While popular with the public, the proposals have rattled investors. Market analysts warn that such a tax could discourage lending, reduce competitiveness, and encourage banks to seek offshore strategies. Executives have already begun lobbying the Treasury to reconsider, urging policymakers to prioritize stability over short-term revenue.

Despite financial jitters, business confidence surveys show optimism across other sectors. Manufacturing and technology firms report increased orders and rising investment, suggesting the broader economy is not yet faltering. However, concerns remain that prolonged political wrangling could weigh on consumer confidence.
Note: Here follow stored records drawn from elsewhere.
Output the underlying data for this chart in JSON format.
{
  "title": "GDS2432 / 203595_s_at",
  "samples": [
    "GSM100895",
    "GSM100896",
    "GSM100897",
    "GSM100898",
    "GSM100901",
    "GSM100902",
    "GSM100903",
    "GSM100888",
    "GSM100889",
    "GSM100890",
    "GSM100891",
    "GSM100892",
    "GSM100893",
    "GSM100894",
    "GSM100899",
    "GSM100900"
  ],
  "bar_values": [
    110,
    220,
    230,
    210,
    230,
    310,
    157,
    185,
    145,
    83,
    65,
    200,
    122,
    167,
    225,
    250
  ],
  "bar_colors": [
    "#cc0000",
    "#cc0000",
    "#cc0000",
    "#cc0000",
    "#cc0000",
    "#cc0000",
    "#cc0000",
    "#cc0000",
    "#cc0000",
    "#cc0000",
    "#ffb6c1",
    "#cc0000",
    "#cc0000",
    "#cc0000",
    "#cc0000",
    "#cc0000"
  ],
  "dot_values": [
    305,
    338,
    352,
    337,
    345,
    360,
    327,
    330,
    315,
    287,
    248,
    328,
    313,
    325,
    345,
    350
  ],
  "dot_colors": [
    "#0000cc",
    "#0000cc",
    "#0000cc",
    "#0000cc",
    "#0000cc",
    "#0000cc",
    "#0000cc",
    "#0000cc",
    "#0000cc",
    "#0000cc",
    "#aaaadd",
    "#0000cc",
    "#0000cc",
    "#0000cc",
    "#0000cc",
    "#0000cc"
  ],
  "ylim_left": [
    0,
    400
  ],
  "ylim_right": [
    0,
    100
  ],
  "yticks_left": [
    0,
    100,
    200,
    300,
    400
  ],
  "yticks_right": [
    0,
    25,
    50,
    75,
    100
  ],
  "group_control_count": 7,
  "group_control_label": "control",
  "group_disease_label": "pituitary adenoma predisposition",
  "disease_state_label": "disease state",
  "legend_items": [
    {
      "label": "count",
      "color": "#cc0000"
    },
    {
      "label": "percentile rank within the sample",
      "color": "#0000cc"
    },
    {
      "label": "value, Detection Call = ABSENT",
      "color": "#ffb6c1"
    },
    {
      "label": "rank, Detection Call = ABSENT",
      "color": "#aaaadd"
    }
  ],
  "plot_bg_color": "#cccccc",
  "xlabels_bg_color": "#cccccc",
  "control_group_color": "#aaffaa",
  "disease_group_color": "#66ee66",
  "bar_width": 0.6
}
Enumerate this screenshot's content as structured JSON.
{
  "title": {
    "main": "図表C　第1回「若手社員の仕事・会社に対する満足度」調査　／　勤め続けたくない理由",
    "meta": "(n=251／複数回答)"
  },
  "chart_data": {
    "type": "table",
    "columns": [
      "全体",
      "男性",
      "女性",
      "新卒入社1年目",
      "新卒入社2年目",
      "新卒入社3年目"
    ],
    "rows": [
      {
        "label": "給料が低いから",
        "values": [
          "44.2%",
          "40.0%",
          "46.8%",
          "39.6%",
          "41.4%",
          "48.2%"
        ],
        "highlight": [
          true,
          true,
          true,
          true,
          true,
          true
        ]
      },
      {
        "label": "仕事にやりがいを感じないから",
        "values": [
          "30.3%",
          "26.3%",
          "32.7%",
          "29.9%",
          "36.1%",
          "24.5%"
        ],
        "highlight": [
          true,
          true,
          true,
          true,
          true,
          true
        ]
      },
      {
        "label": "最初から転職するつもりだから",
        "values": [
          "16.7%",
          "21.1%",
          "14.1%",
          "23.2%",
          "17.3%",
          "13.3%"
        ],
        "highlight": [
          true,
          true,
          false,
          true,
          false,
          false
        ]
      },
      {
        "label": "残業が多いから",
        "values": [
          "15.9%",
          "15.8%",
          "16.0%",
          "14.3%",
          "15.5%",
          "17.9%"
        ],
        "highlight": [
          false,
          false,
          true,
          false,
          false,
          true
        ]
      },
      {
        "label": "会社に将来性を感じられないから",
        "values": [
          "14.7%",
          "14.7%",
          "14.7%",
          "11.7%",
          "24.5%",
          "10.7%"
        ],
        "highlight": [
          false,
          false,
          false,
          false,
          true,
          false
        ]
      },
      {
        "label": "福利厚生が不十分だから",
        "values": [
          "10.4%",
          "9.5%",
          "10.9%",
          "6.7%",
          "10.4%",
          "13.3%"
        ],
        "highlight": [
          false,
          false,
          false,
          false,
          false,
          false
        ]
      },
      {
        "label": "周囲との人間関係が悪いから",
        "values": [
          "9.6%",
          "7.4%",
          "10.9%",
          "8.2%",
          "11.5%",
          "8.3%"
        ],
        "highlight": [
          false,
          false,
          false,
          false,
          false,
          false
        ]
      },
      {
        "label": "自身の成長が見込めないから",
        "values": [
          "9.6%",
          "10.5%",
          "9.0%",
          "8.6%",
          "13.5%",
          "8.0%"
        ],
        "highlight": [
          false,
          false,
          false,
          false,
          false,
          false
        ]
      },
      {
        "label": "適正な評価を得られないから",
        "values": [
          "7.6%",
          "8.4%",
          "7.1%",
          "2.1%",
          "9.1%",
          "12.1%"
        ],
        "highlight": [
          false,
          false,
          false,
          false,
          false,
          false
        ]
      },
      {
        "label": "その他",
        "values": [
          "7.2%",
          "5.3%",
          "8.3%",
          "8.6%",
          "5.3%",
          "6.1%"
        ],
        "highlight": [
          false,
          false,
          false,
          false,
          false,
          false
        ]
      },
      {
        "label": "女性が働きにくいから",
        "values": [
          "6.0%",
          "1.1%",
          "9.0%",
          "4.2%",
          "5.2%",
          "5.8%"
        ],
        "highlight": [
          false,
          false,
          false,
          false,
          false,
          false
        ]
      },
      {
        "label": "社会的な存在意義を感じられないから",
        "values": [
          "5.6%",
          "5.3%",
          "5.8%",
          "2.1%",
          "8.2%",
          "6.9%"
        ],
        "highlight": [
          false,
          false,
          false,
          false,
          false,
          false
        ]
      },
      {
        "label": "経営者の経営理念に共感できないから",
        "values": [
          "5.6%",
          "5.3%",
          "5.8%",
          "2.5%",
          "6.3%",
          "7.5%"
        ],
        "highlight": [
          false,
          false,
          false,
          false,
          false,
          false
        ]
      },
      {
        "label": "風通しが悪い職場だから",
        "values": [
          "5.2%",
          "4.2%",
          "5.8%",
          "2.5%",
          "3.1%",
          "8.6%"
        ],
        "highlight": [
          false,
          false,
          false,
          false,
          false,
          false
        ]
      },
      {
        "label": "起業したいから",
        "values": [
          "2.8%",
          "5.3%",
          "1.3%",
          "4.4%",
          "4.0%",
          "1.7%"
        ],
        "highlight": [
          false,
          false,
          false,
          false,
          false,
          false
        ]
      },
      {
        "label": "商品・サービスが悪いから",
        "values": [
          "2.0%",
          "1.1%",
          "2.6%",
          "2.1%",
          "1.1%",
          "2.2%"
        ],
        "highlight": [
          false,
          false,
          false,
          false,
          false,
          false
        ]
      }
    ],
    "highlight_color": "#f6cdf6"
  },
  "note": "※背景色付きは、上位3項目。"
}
The debate comes at a delicate time for the UK economy. Inflation remains above target, growth is sluggish, and the country faces persistent trade imbalances. Policymakers see windfall taxes as a quick fix, but experts warn that poorly designed levies could undermine long-term stability.

If implemented retroactively, the tax could cover profits as far back as 2020, potentially costing banks billions. This prospect has unsettled shareholders and sparked fears of a credit squeeze. For ordinary Britons, higher borrowing costs and reduced access to credit could be the unintended consequence.

The Chancellor is expected to make a statement in the coming days, but until then, markets remain volatile. For the financial sector—long seen as a pillar of Britain’s economy—the stakes could not be higher.